## Introduction and background

These notebooks describe how to undertake analyses introduced as examples in the
Ninth Edition of *Introduction to the Practice of Statistics* (2017) by Moore, McCabe, and Craig.
The data used in the notebooks are from the R version of the notebooks found at https://nhorton.people.amherst.edu/ips9/.

## Setup

First load the IPS (short for *Introduction to the Practice of Statistics*) package and dependencies:

In [None]:
(ql:quickload :ips)

In [None]:
(ql:quickload :ips)

(in-package :ips)

(do-external-symbols (s (find-package "PACKAGE"))
  (print s))

(format t "Hello world")


# Chapter 1: Looking at data &mdash; distributions

## 1.1 Key characteristics of a data set

## 1.2 Displaying distributions with graphs

### Categorical variables: Bar graphs and pie charts

The distribution of a categorical variable lists the categories and gives either the count or the percent of cases that fall in each category. An alternative to the percent is the proportion, the count divided by the sum of the counts. Note that the percent is simply the proportion times 100.

#### Example 1.7 The distribution of a categorical variable using a bar graph.

In example 1.7, the distribution of a categorical variable is examined along with a demonstration of the count of each catagory as a percentage of the total. The data set is the preferences for online information resources taken from a survey of 552 first year university students.

First, read the data into a data frame with the name 'online'. Note that we're not using the usual convention of \*earmuffs\* on the variable name. The example data sets are named after the example number in the book, e.g. example 1.7 data is named eg01-07.

In [None]:
(defparameter online (read-csv (dex:get eg01-07 :want-stream t)))

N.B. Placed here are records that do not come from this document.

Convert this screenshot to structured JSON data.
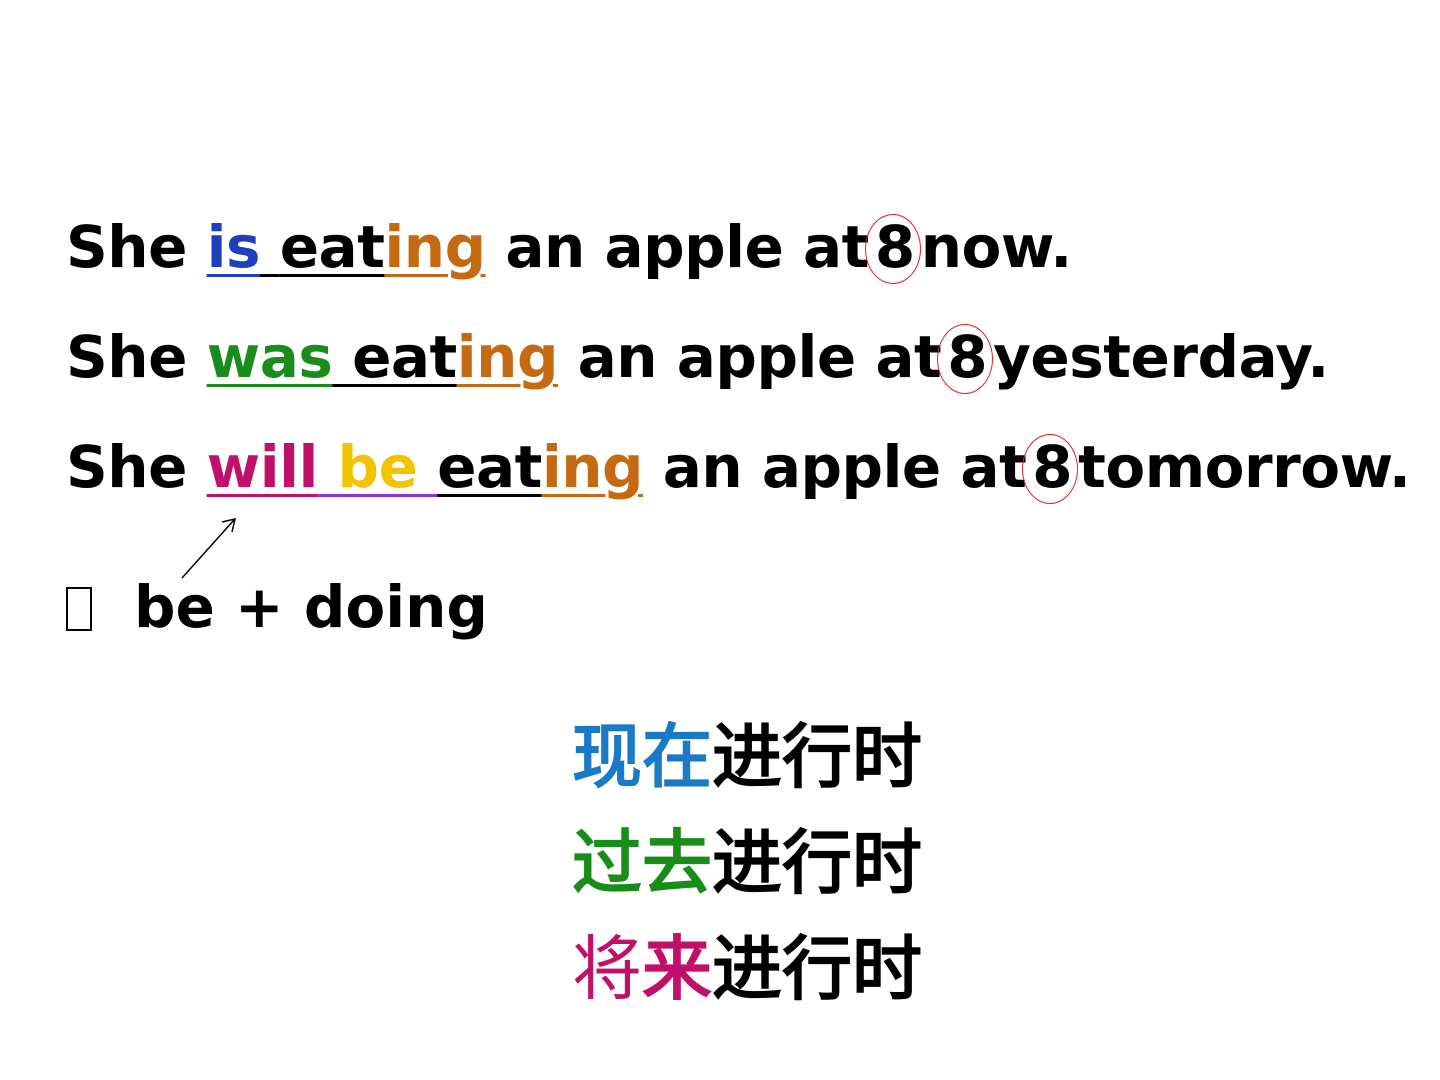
{
  "sentences": [
    {
      "subject": "She",
      "aux1": "is",
      "aux2": "",
      "verb_stem": "eat",
      "verb_suffix": "ing",
      "middle": "an apple at",
      "number": "8",
      "tail": "now."
    },
    {
      "subject": "She",
      "aux1": "was",
      "aux2": "",
      "verb_stem": "eat",
      "verb_suffix": "ing",
      "middle": "an apple at",
      "number": "8",
      "tail": "yesterday."
    },
    {
      "subject": "She",
      "aux1": "will",
      "aux2": "be",
      "verb_stem": "eat",
      "verb_suffix": "ing",
      "middle": "an apple at",
      "number": "8",
      "tail": "tomorrow."
    }
  ],
  "formula": {
    "text": "be + doing"
  },
  "tenses": [
    {
      "colored": "现在",
      "rest": "进行时"
    },
    {
      "colored": "过去",
      "rest": "进行时"
    },
    {
      "colored_a": "将",
      "colored_b": "来",
      "rest": "进行时"
    }
  ],
  "colors": {
    "is": "#1f3fbf",
    "was": "#1a8c1a",
    "will": "#c0106a",
    "be": "#f2c400",
    "ing": "#c46a12",
    "circle": "#e02020",
    "present": "#1a7ac8",
    "past": "#1a8c1a",
    "future": "#c0106a"
  }
}
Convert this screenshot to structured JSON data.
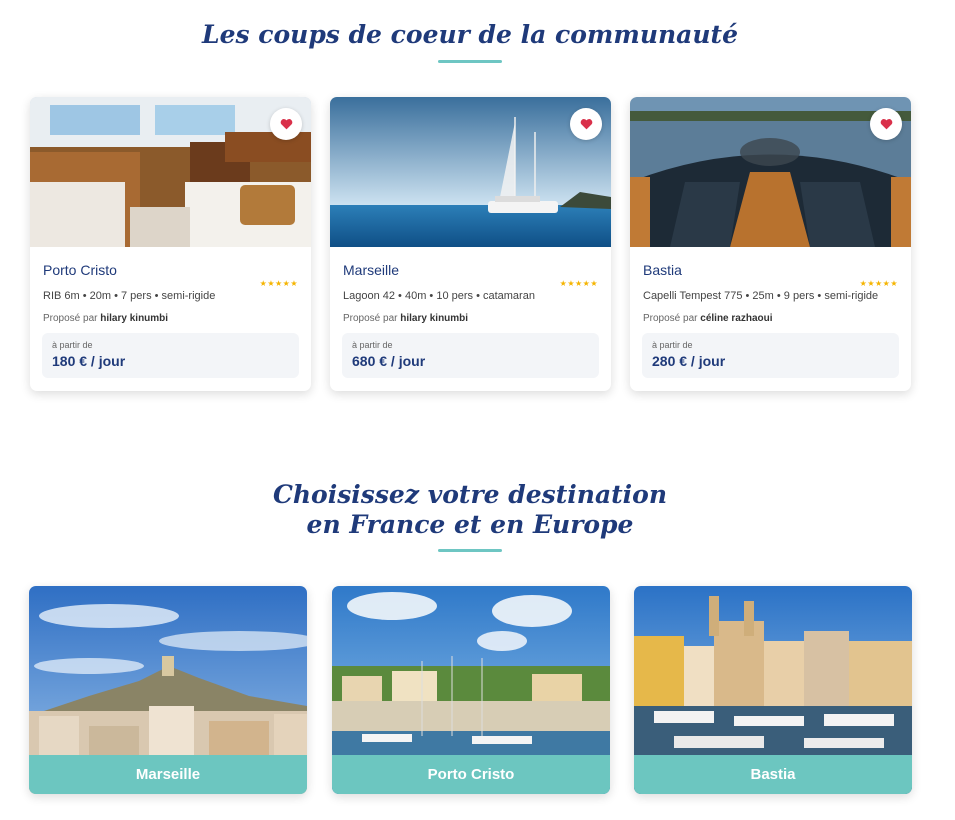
{
  "favorites": {
    "title": "Les coups de coeur de la communauté",
    "cards": [
      {
        "name": "Porto Cristo",
        "rating": "★★★★★",
        "specs": "RIB 6m • 20m • 7 pers • semi-rigide",
        "owner_prefix": "Proposé par",
        "owner": "hilary kinumbi",
        "price_from": "à partir de",
        "price": "180 € / jour"
      },
      {
        "name": "Marseille",
        "rating": "★★★★★",
        "specs": "Lagoon 42 • 40m • 10 pers • catamaran",
        "owner_prefix": "Proposé par",
        "owner": "hilary kinumbi",
        "price_from": "à partir de",
        "price": "680 € / jour"
      },
      {
        "name": "Bastia",
        "rating": "★★★★★",
        "specs": "Capelli Tempest 775 • 25m • 9 pers • semi-rigide",
        "owner_prefix": "Proposé par",
        "owner": "céline razhaoui",
        "price_from": "à partir de",
        "price": "280 € / jour"
      }
    ]
  },
  "destinations": {
    "title_line1": "Choisissez votre destination",
    "title_line2": "en France et en Europe",
    "items": [
      {
        "label": "Marseille"
      },
      {
        "label": "Porto Cristo"
      },
      {
        "label": "Bastia"
      }
    ]
  },
  "colors": {
    "accent": "#6cc6c0",
    "brand": "#1f3a7a",
    "heart": "#d9304a",
    "star": "#f5b400"
  },
  "icons": {
    "favorite": "heart-icon",
    "rating": "star-icon"
  }
}
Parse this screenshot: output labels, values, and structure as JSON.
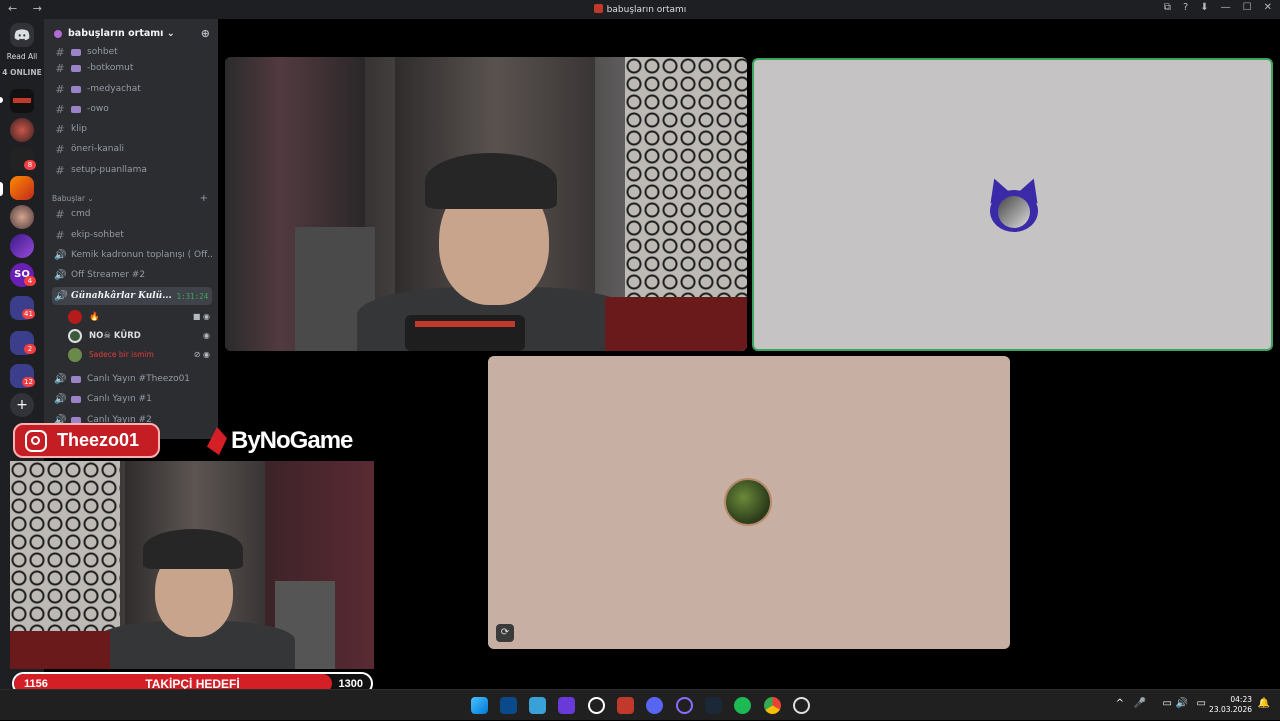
{
  "titlebar": {
    "title": "babuşların ortamı",
    "nav": "← →",
    "controls": [
      "⧉",
      "?",
      "⬇",
      "—",
      "☐",
      "✕"
    ]
  },
  "guilds": {
    "read_all": "Read All",
    "online": "4 ONLINE",
    "badges": [
      "8",
      "4",
      "41",
      "2",
      "12"
    ]
  },
  "server": {
    "name": "babuşların ortamı",
    "invite_icon": "add-member-icon"
  },
  "channels": [
    {
      "name": "sohbet",
      "type": "text",
      "emoji": true
    },
    {
      "name": "-botkomut",
      "type": "text",
      "emoji": true
    },
    {
      "name": "-medyachat",
      "type": "text",
      "emoji": true
    },
    {
      "name": "-owo",
      "type": "text",
      "emoji": true
    },
    {
      "name": "klip",
      "type": "text",
      "emoji": false
    },
    {
      "name": "öneri-kanali",
      "type": "text",
      "emoji": false
    },
    {
      "name": "setup-puanllama",
      "type": "text",
      "emoji": false
    }
  ],
  "category": {
    "name": "Babuşlar",
    "plus": "+"
  },
  "channels2": [
    {
      "name": "cmd",
      "type": "text"
    },
    {
      "name": "ekip-sohbet",
      "type": "text"
    },
    {
      "name": "Kemik kadronun toplanışı ( Off...",
      "type": "voice"
    },
    {
      "name": "Off Streamer #2",
      "type": "voice"
    }
  ],
  "active_voice": {
    "name": "Günahkârlar Kulü...",
    "time": "1:31:24"
  },
  "voice_users": [
    {
      "name": "🔥",
      "color": "#e23b3b"
    },
    {
      "name": "NO☠ KÜRD",
      "color": "#dbdee1"
    },
    {
      "name": "Sadece bir ismim",
      "color": "#e23b3b"
    }
  ],
  "channels3": [
    {
      "name": "Canlı Yayın #Theezo01",
      "type": "voice"
    },
    {
      "name": "Canlı Yayın #1",
      "type": "voice"
    },
    {
      "name": "Canlı Yayın #2",
      "type": "voice"
    }
  ],
  "overlay": {
    "instagram_handle": "Theezo01",
    "sponsor": "ByNoGame",
    "goal": {
      "current": "1156",
      "label": "TAKİPÇİ HEDEFİ",
      "target": "1300",
      "progress": 0.89
    }
  },
  "taskbar": {
    "time": "04:23",
    "date": "23.03.2026",
    "tray_caret": "^"
  },
  "colors": {
    "discord_bg": "#2b2d31",
    "goal_red": "#d41f26",
    "speaking_green": "#3ba55d"
  }
}
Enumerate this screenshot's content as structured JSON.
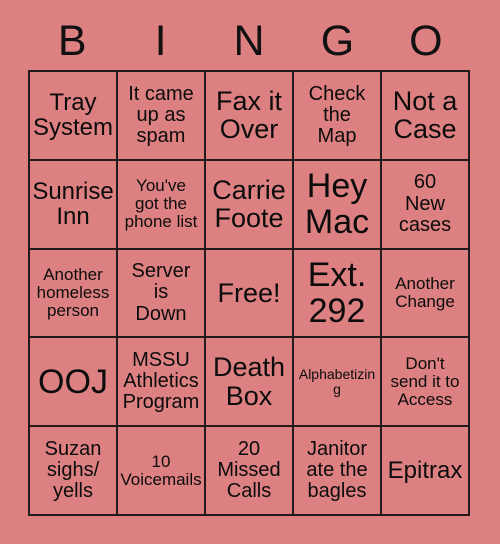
{
  "card": {
    "title": "BINGO",
    "header_letters": [
      "B",
      "I",
      "N",
      "G",
      "O"
    ],
    "background_color": "#dd8081",
    "border_color": "#231b1b",
    "text_color": "#0c0c0c",
    "rows": 5,
    "columns": 5,
    "cells": [
      {
        "text": "Tray\nSystem",
        "size": "lg"
      },
      {
        "text": "It came\nup as\nspam",
        "size": "md"
      },
      {
        "text": "Fax it\nOver",
        "size": "xl"
      },
      {
        "text": "Check\nthe\nMap",
        "size": "md"
      },
      {
        "text": "Not a\nCase",
        "size": "xl"
      },
      {
        "text": "Sunrise\nInn",
        "size": "lg"
      },
      {
        "text": "You've\ngot the\nphone list",
        "size": "sm"
      },
      {
        "text": "Carrie\nFoote",
        "size": "xl"
      },
      {
        "text": "Hey\nMac",
        "size": "xxl"
      },
      {
        "text": "60\nNew\ncases",
        "size": "md"
      },
      {
        "text": "Another\nhomeless\nperson",
        "size": "sm"
      },
      {
        "text": "Server\nis\nDown",
        "size": "md"
      },
      {
        "text": "Free!",
        "size": "xl"
      },
      {
        "text": "Ext.\n292",
        "size": "xxl"
      },
      {
        "text": "Another\nChange",
        "size": "sm"
      },
      {
        "text": "OOJ",
        "size": "xxl"
      },
      {
        "text": "MSSU\nAthletics\nProgram",
        "size": "md"
      },
      {
        "text": "Death\nBox",
        "size": "xl"
      },
      {
        "text": "Alphabetizing",
        "size": "xs"
      },
      {
        "text": "Don't\nsend it to\nAccess",
        "size": "sm"
      },
      {
        "text": "Suzan\nsighs/\nyells",
        "size": "md"
      },
      {
        "text": "10\nVoicemails",
        "size": "sm"
      },
      {
        "text": "20\nMissed\nCalls",
        "size": "md"
      },
      {
        "text": "Janitor\nate the\nbagles",
        "size": "md"
      },
      {
        "text": "Epitrax",
        "size": "lg"
      }
    ]
  }
}
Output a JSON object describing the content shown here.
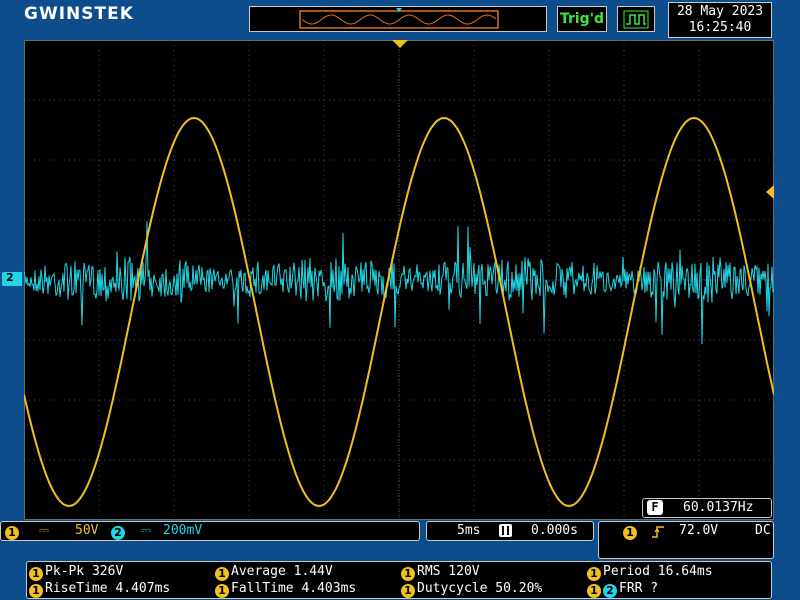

We can view the counts by typing the variable's name:

In [None]:
online

On page 10, figure 1.2 shows the data as a bar chart. We will create a Vega-Lite specification for this data:

In [None]:
(defparameter online-bar-chart (bar-chart online "SOURCE" "COUNT"))

and plot it:

In [None]:
(plot online-bar-chart)

We can see that the source labels are overlapping. Let's fix this by adding a width setting:

In [None]:
(plot (pushnew '("width" . 300) online-bar-chart))

You should always consider the best way to order the values in a bar chart. In this case, we will sort X
by the value of Y, decending:

In [None]:
(pushnew '("sort" . "-y") (accesses online-bar-chart :encoding :x))

In [None]:
(plot online-bar-chart)

#### Example 1.10 Pie chart for the online resource preference data
Figure 1.3 (page 11) displays the same data in a pie chart. We can create a spec and plot the data as pie chart like this:

In [None]:
(defparameter online-pie-chart (pie-chart online "SOURCE" "COUNT"))

In [None]:
(plot online-pie-chart)

### Quantitative Variables: Stemplots and histograms
A _stemplot_ (stem-and-leaf plot) provides a quick graphical summary of the shape of a distribution. They are good for small data sets. For larger data sets, histograms work best.

#### Example 1.11 - Soluble corn fiber and calcium
This example show a stem-and-leaf plot of the effect of soluble corn fiber (SCF) on the absorption of calcium in adolescent boys and girls.

In [None]:
(define-data-frame scf (read-csv (dex:get ips:eg01-11 :want-stream t)))

Let's take a high-level look at this data set:

In [None]:
(summary scf)

A data-frame of 3 variables and 46 observations. This is small enough for us to print in its entirety. We'll use a helper function that we've added to the `IPS` package to make printing with Lisp-Stat easier when working with notebooks.

In [None]:
(print-df scf)

We want the treatment group, so we'll use the [select](https://lisp-stat.dev/docs/tasks/select/) package to subset the data from ID 24 to 46:

In [None]:
(stem-and-leaf (select scf (range 23 nil) 'scf:absorption)) ;arrays are 0 based, so we start at 23

#### Examples 1.12 & 1.13
Example 1.12 compares the data between the SCF and control groups using a back-to-back stemplot. Example 1.13 demonstrates *splitting stems* and *trimming* digits in the leaves to fine-tune the display of the stemplot to better observe characteristics of the data. Trimming (rounding) the data can be done using Common Lisp before plotting. Implementing a back-to-back stemplot is outlined in [issue #1](https://github.com/Lisp-Stat/plot/issues/1) and splitting in [issue #2](https://github.com/Lisp-Stat/plot/issues/2)